Objects that I got to handle (in bright blue gloves) included a 5,000 year old burnished funerary vessel from Egypt’s Old Kingdom. It had been buried with a naturally mummified body. It was quite simply, thrilling.
I also examined a clay beer container used by a pyramid builder some 4,000 years ago. Although broken and pieced together again, I could see a hand print in the rough clay of the jar, its maker crossing millennia.
Use shall age them
One main lesson our lecturer imparted was most people they teach believe the oldest items look the most worn. But the beer jar made and used and discarded in an industrial zone was more worn than the cup stowed in a burial and protected from the elements. The beer jar was a thousand years younger than the newer looking funerary cup. How things are worn, broken, and otherwise look is not always linked with age.

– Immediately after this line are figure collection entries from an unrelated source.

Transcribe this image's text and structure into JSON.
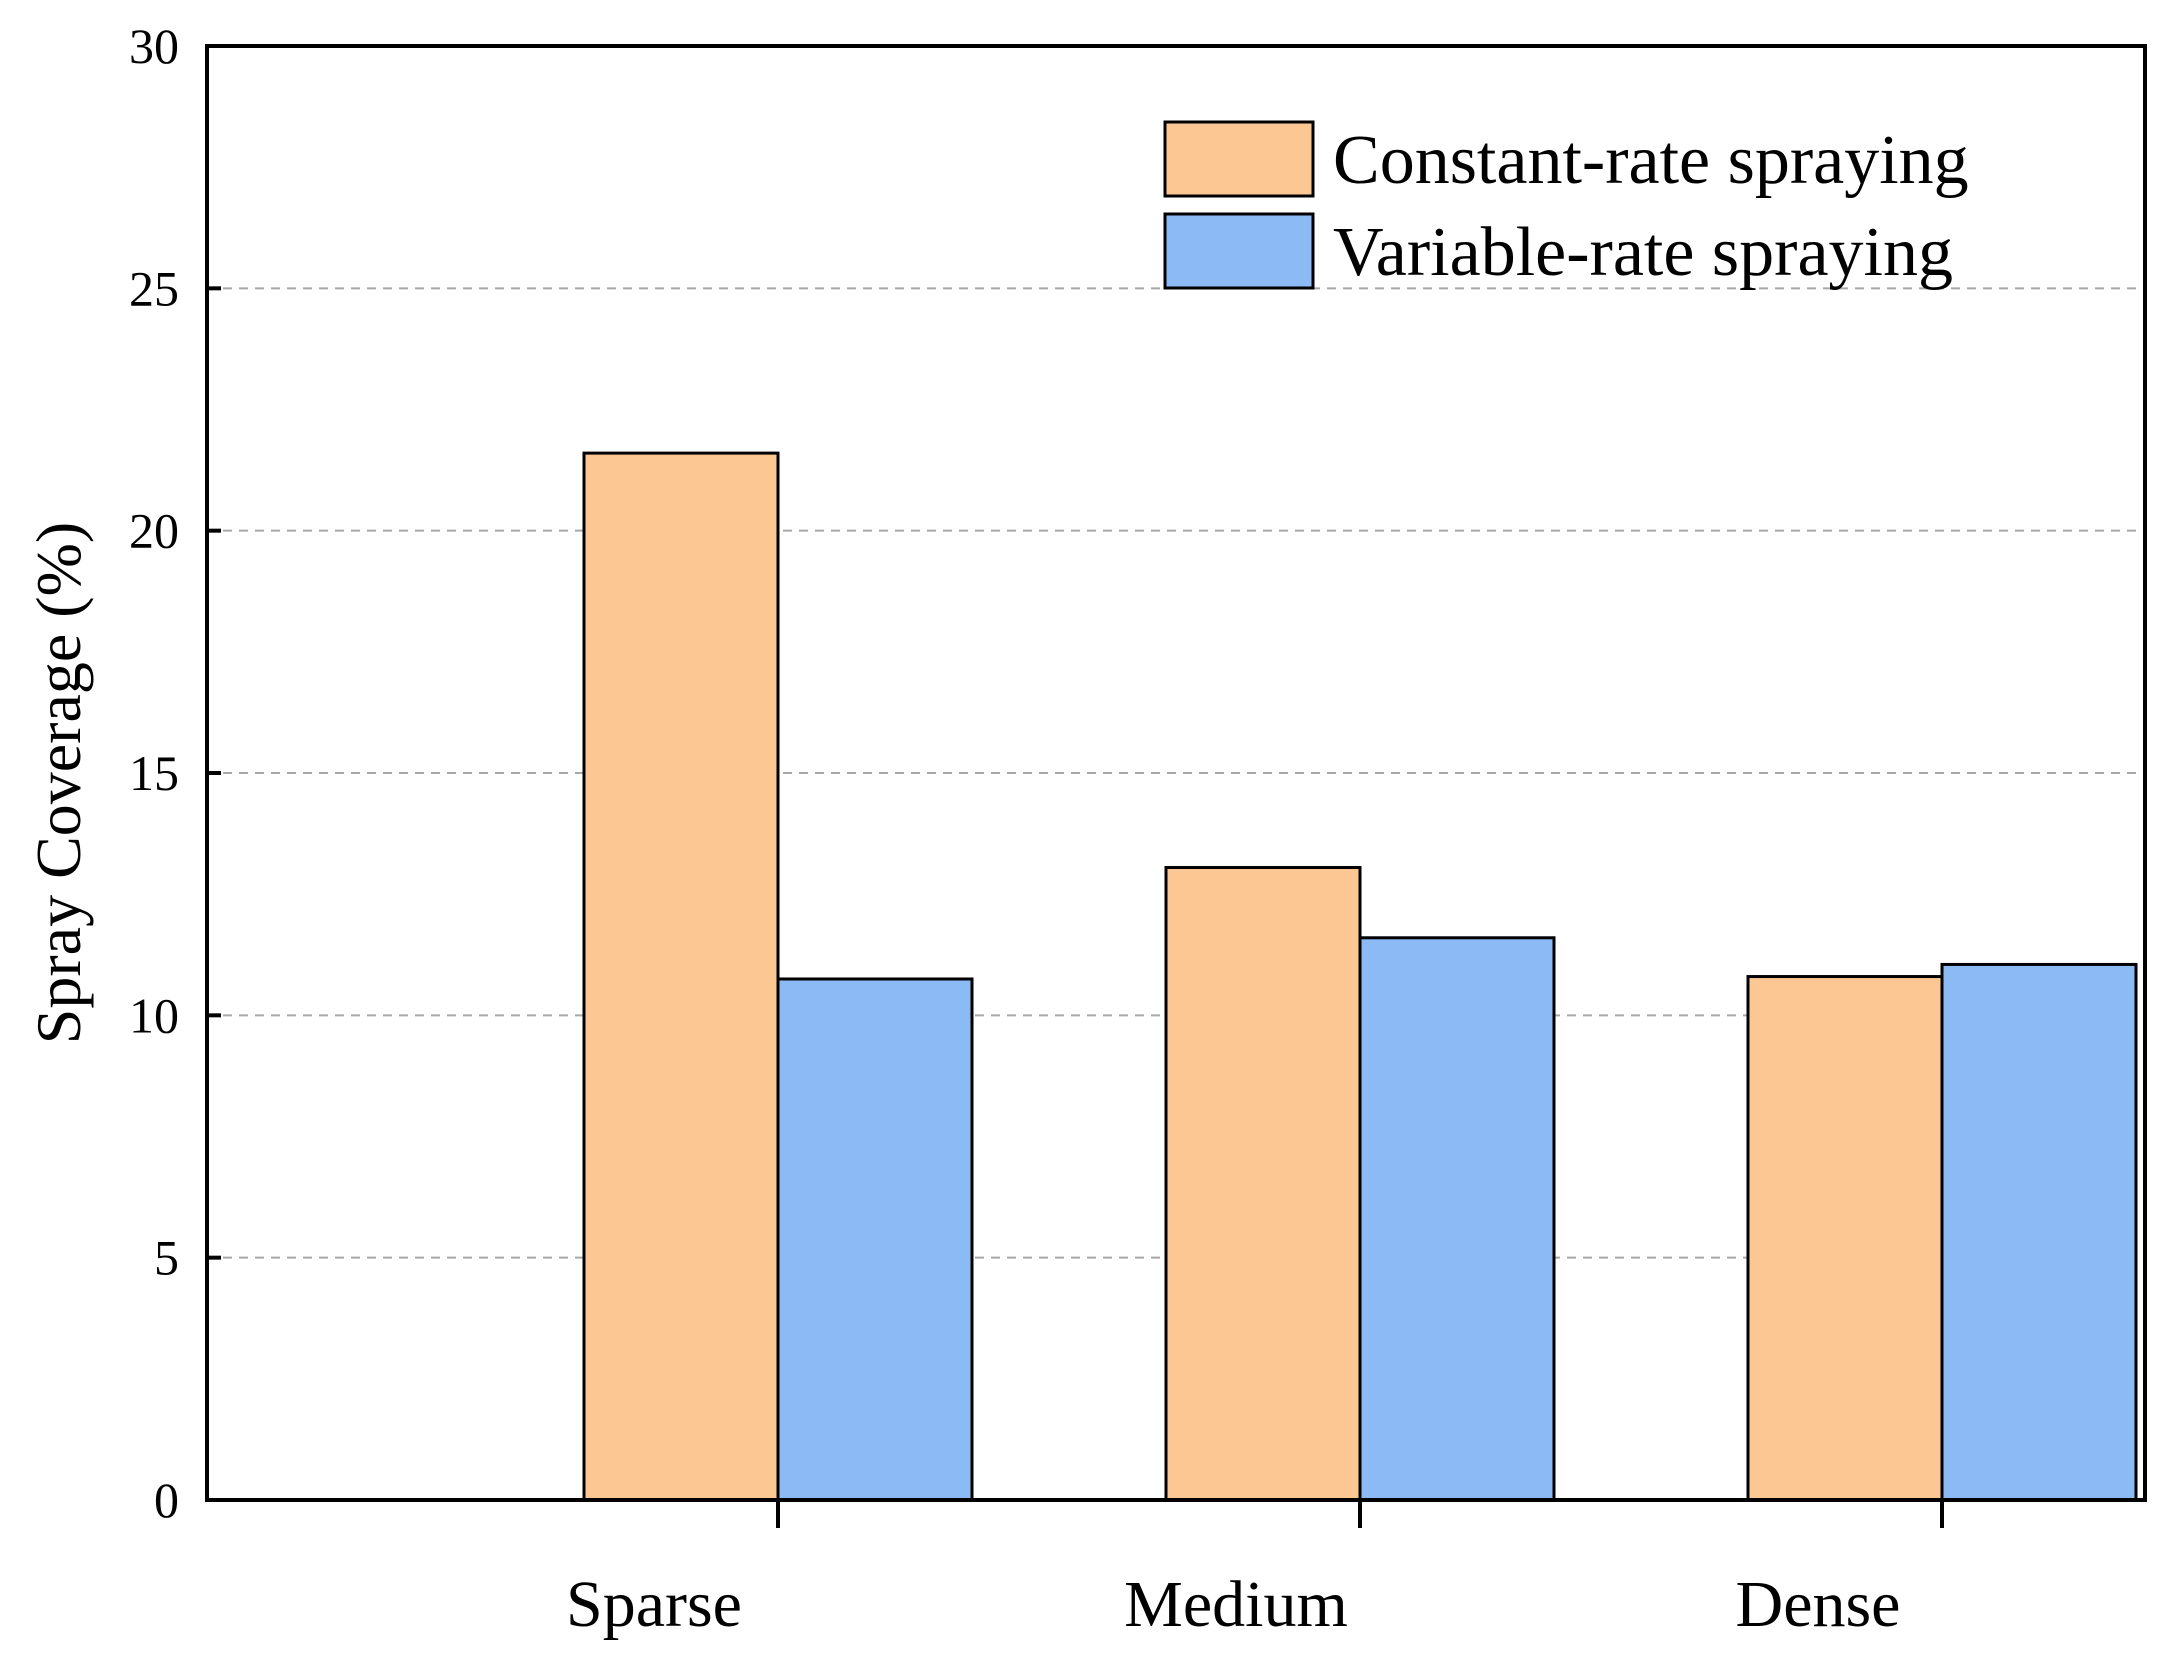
{
  "chart_data": {
    "type": "bar",
    "title": "",
    "xlabel": "",
    "ylabel": "Spray Coverage (%)",
    "categories": [
      "Sparse",
      "Medium",
      "Dense"
    ],
    "series": [
      {
        "name": "Constant-rate spraying",
        "values": [
          21.6,
          13.05,
          10.8
        ],
        "color": "#fdc794"
      },
      {
        "name": "Variable-rate spraying",
        "values": [
          10.75,
          11.6,
          11.05
        ],
        "color": "#8bbaf4"
      }
    ],
    "ylim": [
      0,
      30
    ],
    "yticks": [
      0,
      5,
      10,
      15,
      20,
      25,
      30
    ],
    "grid": true,
    "legend_position": "top-right"
  }
}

I was surprised by the weight of the limestone canopic jar lids I gently lifted from the table. They were both comfortingly hefty and delicately carved with individualised features. I especially appreciated the smile of the monkey headed jar lid, and the precise details on the ear of the human headed lid.
With MRI images we saw inside this fetching linen sealed funerary jar (below) was once said to contain a mummified something, probably a bird.

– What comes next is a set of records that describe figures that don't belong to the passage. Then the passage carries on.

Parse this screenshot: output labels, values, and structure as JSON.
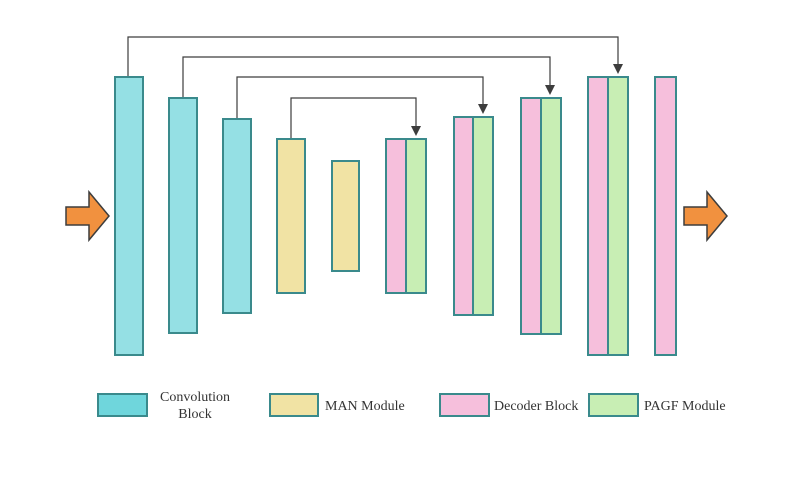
{
  "colors": {
    "convolution": "#95e0e4",
    "man": "#f1e3a4",
    "decoder": "#f6bfdc",
    "pagf": "#c8eeb4",
    "border": "#3a8a8c",
    "arrow": "#f1913f",
    "arrow_border": "#3d3d3d",
    "connector": "#3d3d3d"
  },
  "legend": {
    "convolution": "Convolution Block",
    "man": "MAN Module",
    "decoder": "Decoder Block",
    "pagf": "PAGF Module"
  }
}
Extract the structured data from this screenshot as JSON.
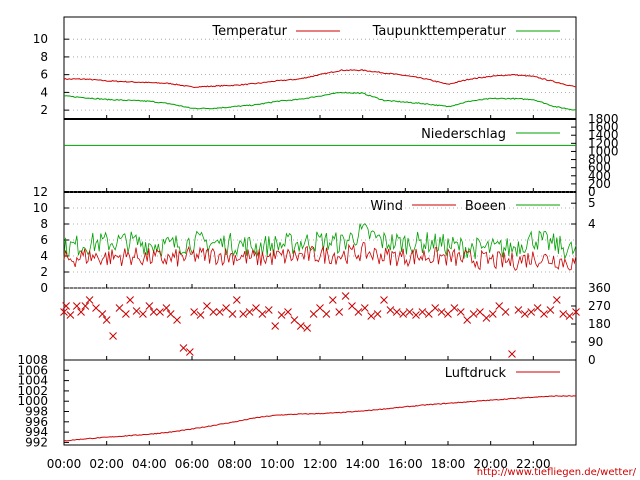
{
  "colors": {
    "red": "#cc0000",
    "green": "#00a000",
    "grid": "#999999",
    "axis": "#000000"
  },
  "x_ticks": [
    "00:00",
    "02:00",
    "04:00",
    "06:00",
    "08:00",
    "10:00",
    "12:00",
    "14:00",
    "16:00",
    "18:00",
    "20:00",
    "22:00"
  ],
  "source_url": "http://www.tiefliegen.de/wetter/",
  "chart_data": [
    {
      "type": "line",
      "x_unit": "hour of day",
      "xlim": [
        0,
        24
      ],
      "ylim": [
        1,
        12.5
      ],
      "y_ticks_left": [
        "10",
        "8",
        "6",
        "4",
        "2"
      ],
      "y_tick_values": [
        10,
        8,
        6,
        4,
        2
      ],
      "legend_position": "top",
      "series": [
        {
          "name": "Temperatur",
          "color": "red",
          "x": [
            0,
            1,
            2,
            3,
            4,
            5,
            6,
            7,
            8,
            9,
            10,
            11,
            12,
            13,
            14,
            15,
            16,
            17,
            18,
            19,
            20,
            21,
            22,
            23,
            24
          ],
          "y": [
            5.5,
            5.5,
            5.3,
            5.2,
            5.1,
            5.0,
            4.6,
            4.7,
            4.8,
            5.0,
            5.3,
            5.5,
            6.0,
            6.5,
            6.5,
            6.2,
            5.9,
            5.5,
            4.9,
            5.5,
            5.8,
            6.0,
            5.8,
            5.2,
            4.6
          ]
        },
        {
          "name": "Taupunkttemperatur",
          "color": "green",
          "x": [
            0,
            1,
            2,
            3,
            4,
            5,
            6,
            7,
            8,
            9,
            10,
            11,
            12,
            13,
            14,
            15,
            16,
            17,
            18,
            19,
            20,
            21,
            22,
            23,
            24
          ],
          "y": [
            3.6,
            3.4,
            3.2,
            3.1,
            3.0,
            2.7,
            2.2,
            2.2,
            2.4,
            2.6,
            3.0,
            3.2,
            3.6,
            4.0,
            3.9,
            3.1,
            2.9,
            2.7,
            2.4,
            3.0,
            3.3,
            3.3,
            3.2,
            2.4,
            2.0
          ]
        }
      ]
    },
    {
      "type": "line",
      "x_unit": "hour of day",
      "xlim": [
        0,
        24
      ],
      "ylim": [
        0,
        1800
      ],
      "y_ticks_right": [
        "1800",
        "1600",
        "1400",
        "1200",
        "1000",
        "800",
        "600",
        "400",
        "200",
        "0"
      ],
      "y_tick_values": [
        1800,
        1600,
        1400,
        1200,
        1000,
        800,
        600,
        400,
        200,
        0
      ],
      "legend_position": "top-right",
      "series": [
        {
          "name": "Niederschlag",
          "color": "green",
          "x": [
            0,
            24
          ],
          "y": [
            1150,
            1150
          ]
        }
      ]
    },
    {
      "type": "line",
      "x_unit": "hour of day",
      "xlim": [
        0,
        24
      ],
      "ylim": [
        0,
        12
      ],
      "y_ticks_left": [
        "12",
        "10",
        "8",
        "6",
        "4",
        "2",
        "0"
      ],
      "y_tick_values": [
        12,
        10,
        8,
        6,
        4,
        2,
        0
      ],
      "y_ticks_right": [
        "5",
        "4"
      ],
      "y_tick_right_values": [
        10.6,
        8.0
      ],
      "legend_position": "top-right",
      "series": [
        {
          "name": "Wind",
          "color": "red",
          "x": [
            0,
            1,
            2,
            3,
            4,
            5,
            6,
            7,
            8,
            9,
            10,
            11,
            12,
            13,
            14,
            15,
            16,
            17,
            18,
            19,
            20,
            21,
            22,
            23,
            24
          ],
          "y": [
            3.5,
            4.0,
            3.8,
            4.0,
            3.8,
            3.6,
            4.0,
            4.1,
            4.0,
            3.7,
            3.9,
            4.0,
            4.2,
            4.1,
            4.5,
            4.0,
            3.9,
            4.0,
            3.8,
            3.6,
            3.4,
            3.3,
            3.8,
            3.6,
            3.0
          ]
        },
        {
          "name": "Boeen",
          "color": "green",
          "x": [
            0,
            1,
            2,
            3,
            4,
            5,
            6,
            7,
            8,
            9,
            10,
            11,
            12,
            13,
            14,
            15,
            16,
            17,
            18,
            19,
            20,
            21,
            22,
            23,
            24
          ],
          "y": [
            5.0,
            5.5,
            5.7,
            5.8,
            5.5,
            5.3,
            5.8,
            5.6,
            5.5,
            5.2,
            5.4,
            5.6,
            5.9,
            5.6,
            7.0,
            5.8,
            5.6,
            5.7,
            5.3,
            5.0,
            4.9,
            5.0,
            6.2,
            5.4,
            4.5
          ]
        }
      ]
    },
    {
      "type": "scatter",
      "x_unit": "hour of day",
      "xlim": [
        0,
        24
      ],
      "ylim": [
        0,
        360
      ],
      "y_ticks_right": [
        "360",
        "270",
        "180",
        "90",
        "0"
      ],
      "y_tick_values": [
        360,
        270,
        180,
        90,
        0
      ],
      "marker": "x",
      "series": [
        {
          "color": "red",
          "x": [
            0.0,
            0.1,
            0.3,
            0.6,
            0.8,
            1.0,
            1.2,
            1.5,
            1.8,
            2.0,
            2.3,
            2.6,
            2.9,
            3.1,
            3.4,
            3.7,
            4.0,
            4.2,
            4.5,
            4.8,
            5.0,
            5.3,
            5.6,
            5.9,
            6.1,
            6.4,
            6.7,
            7.0,
            7.3,
            7.6,
            7.9,
            8.1,
            8.4,
            8.7,
            9.0,
            9.3,
            9.6,
            9.9,
            10.2,
            10.5,
            10.8,
            11.1,
            11.4,
            11.7,
            12.0,
            12.3,
            12.6,
            12.9,
            13.2,
            13.5,
            13.8,
            14.1,
            14.4,
            14.7,
            15.0,
            15.3,
            15.6,
            15.9,
            16.2,
            16.5,
            16.8,
            17.1,
            17.4,
            17.7,
            18.0,
            18.3,
            18.6,
            18.9,
            19.2,
            19.5,
            19.8,
            20.1,
            20.4,
            20.7,
            21.0,
            21.3,
            21.6,
            21.9,
            22.2,
            22.5,
            22.8,
            23.1,
            23.4,
            23.7,
            24.0
          ],
          "y": [
            240,
            270,
            225,
            270,
            240,
            270,
            300,
            260,
            230,
            200,
            120,
            260,
            230,
            300,
            245,
            230,
            270,
            240,
            240,
            260,
            230,
            200,
            60,
            40,
            240,
            225,
            270,
            240,
            240,
            260,
            230,
            300,
            230,
            240,
            260,
            230,
            250,
            170,
            225,
            240,
            200,
            170,
            160,
            230,
            260,
            230,
            300,
            240,
            320,
            270,
            240,
            260,
            220,
            230,
            300,
            250,
            240,
            230,
            240,
            225,
            240,
            230,
            260,
            240,
            230,
            260,
            240,
            200,
            230,
            240,
            210,
            230,
            270,
            240,
            30,
            250,
            230,
            240,
            260,
            230,
            250,
            300,
            230,
            220,
            240
          ]
        }
      ]
    },
    {
      "type": "line",
      "x_unit": "hour of day",
      "xlim": [
        0,
        24
      ],
      "ylim": [
        991.5,
        1008
      ],
      "y_ticks_left": [
        "1008",
        "1006",
        "1004",
        "1002",
        "1000",
        "998",
        "996",
        "994",
        "992"
      ],
      "y_tick_values": [
        1008,
        1006,
        1004,
        1002,
        1000,
        998,
        996,
        994,
        992
      ],
      "legend_position": "top-right",
      "series": [
        {
          "name": "Luftdruck",
          "color": "red",
          "x": [
            0,
            1,
            2,
            3,
            4,
            5,
            6,
            7,
            8,
            9,
            10,
            11,
            12,
            13,
            14,
            15,
            16,
            17,
            18,
            19,
            20,
            21,
            22,
            23,
            24
          ],
          "y": [
            992.3,
            992.7,
            993.0,
            993.3,
            993.6,
            994.0,
            994.6,
            995.3,
            996.0,
            996.8,
            997.3,
            997.5,
            997.6,
            997.8,
            998.1,
            998.5,
            998.9,
            999.3,
            999.6,
            999.9,
            1000.2,
            1000.5,
            1000.8,
            1001.0,
            1001.0
          ]
        }
      ]
    }
  ]
}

Alas we saw the trick – the jar contained nothing. But it was beautifully decorated, so looked the part for a funeral. Perhaps it was a ruse to cheat a customer paying for a mummified animal, or perhaps a liquid had been drained from the base of the jar.
Digging up pay dirt
In short, this world values stuff, but stuffs people around. We would not have ancient items in museums if ancient peoples were not in receipt of some kind of payment or recompense for the many varied artistic, decorative, entertaining, educational and functional things they made. Meanwhile today, makers of all kinds are facing increasing resistance to the idea of payment. This week saw people attacking authors for noting how piracy cuts into already diminishing earnings. Sigh.

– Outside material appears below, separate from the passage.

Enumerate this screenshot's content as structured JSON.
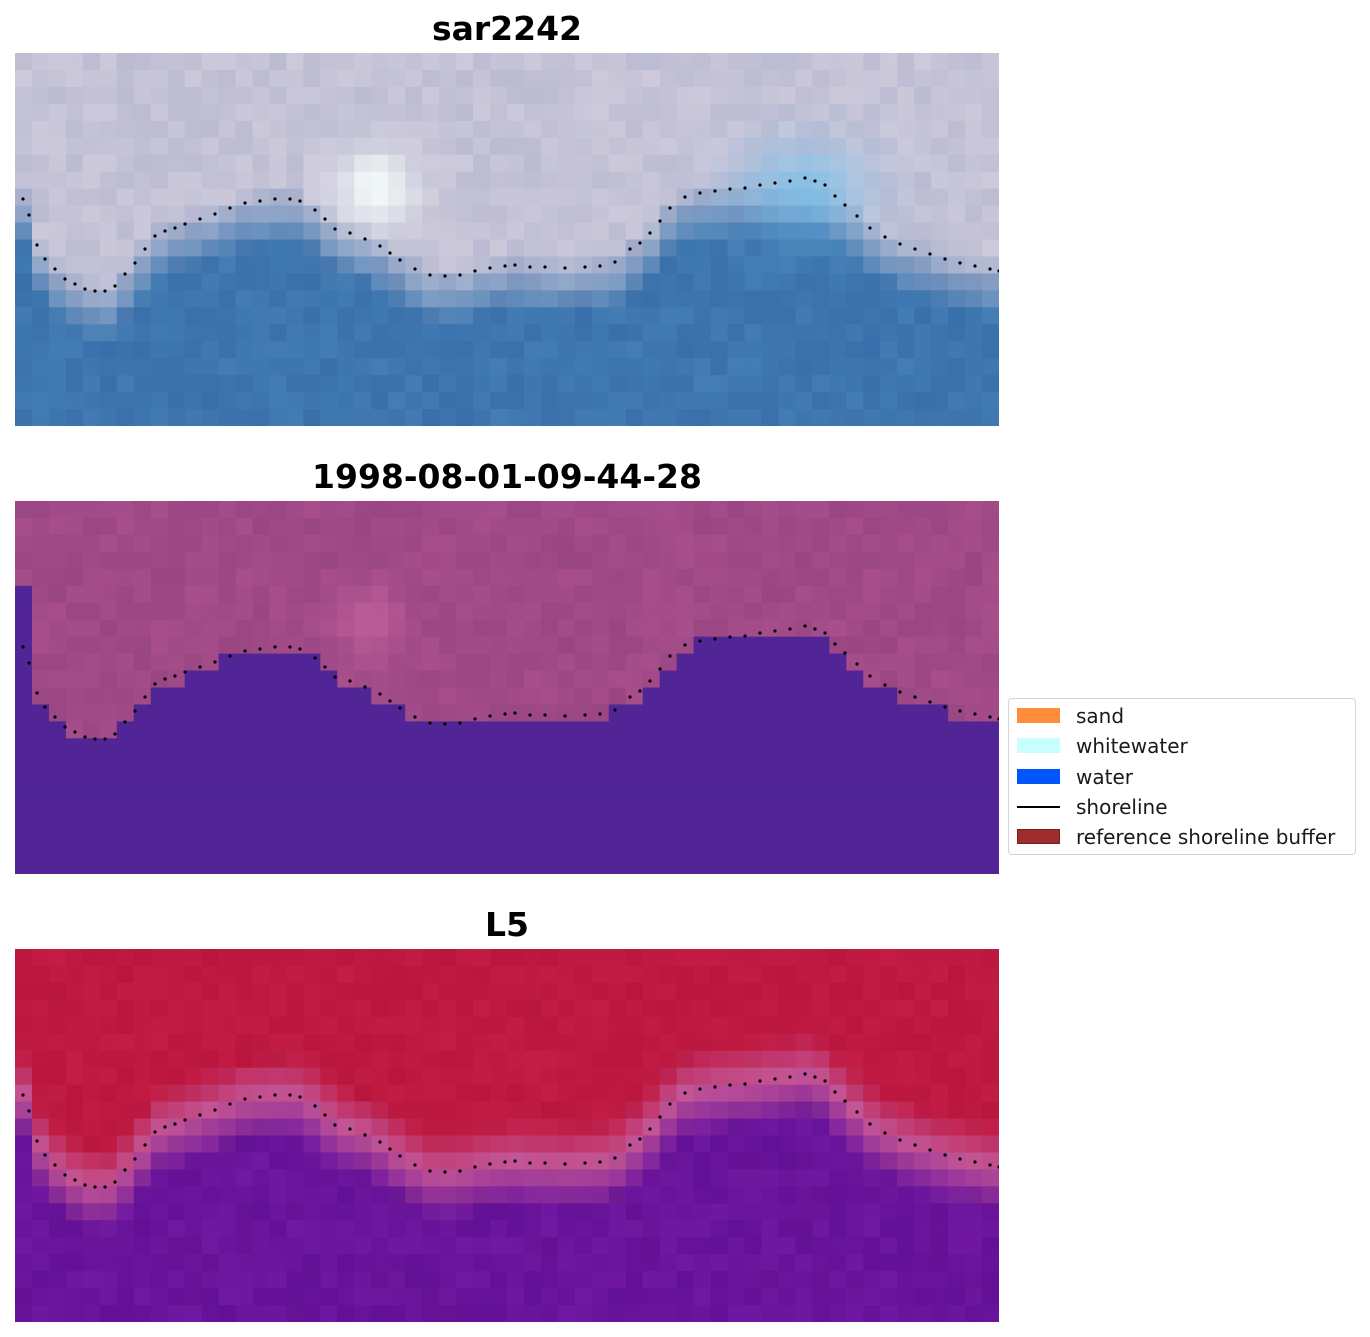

This day has me imagining schemes to Good Will Hunting-myself into working near these items. But I wonder why, since I find the materiality of archaeology attractive but also appalling. Items carry the weight of their years with them, they are rare, often beautiful, and there is awe at confronting their survival over the aeons. All of this gives me something like time vertigo. Yet I worry about covetousness in this drive to honour ancient ‘things’ while so many generations have ignored and continue to sideline the (often living) cultures that produced and continue produce the items in museums. If we ‘save’ objects but ignore people what is the point?
There was magic, or mana to these items. It’s almost distressing that mere mortals can handle statues representing divine figures in such mundane surrounds. Is it right once sacred items are almost worshipped for their survival and monetary value in a university classroom so far from their original sacrosanct context and use?
The power of belief can do things to people, and I wonder whether it may be it can do things to objects too. I’m not imagining mummy curses on those canopic jars Iids. But I held them in my hands almost like it was my heart weighed against Ma’at’s White Feather of Truth before Osiris and Thoth.
Perhaps the 42 judges of the Spells for Going Forth by Day will ask, have we always done right by these delicate artefacts, their makers, and keepers?
The ancient ways will demand an answer.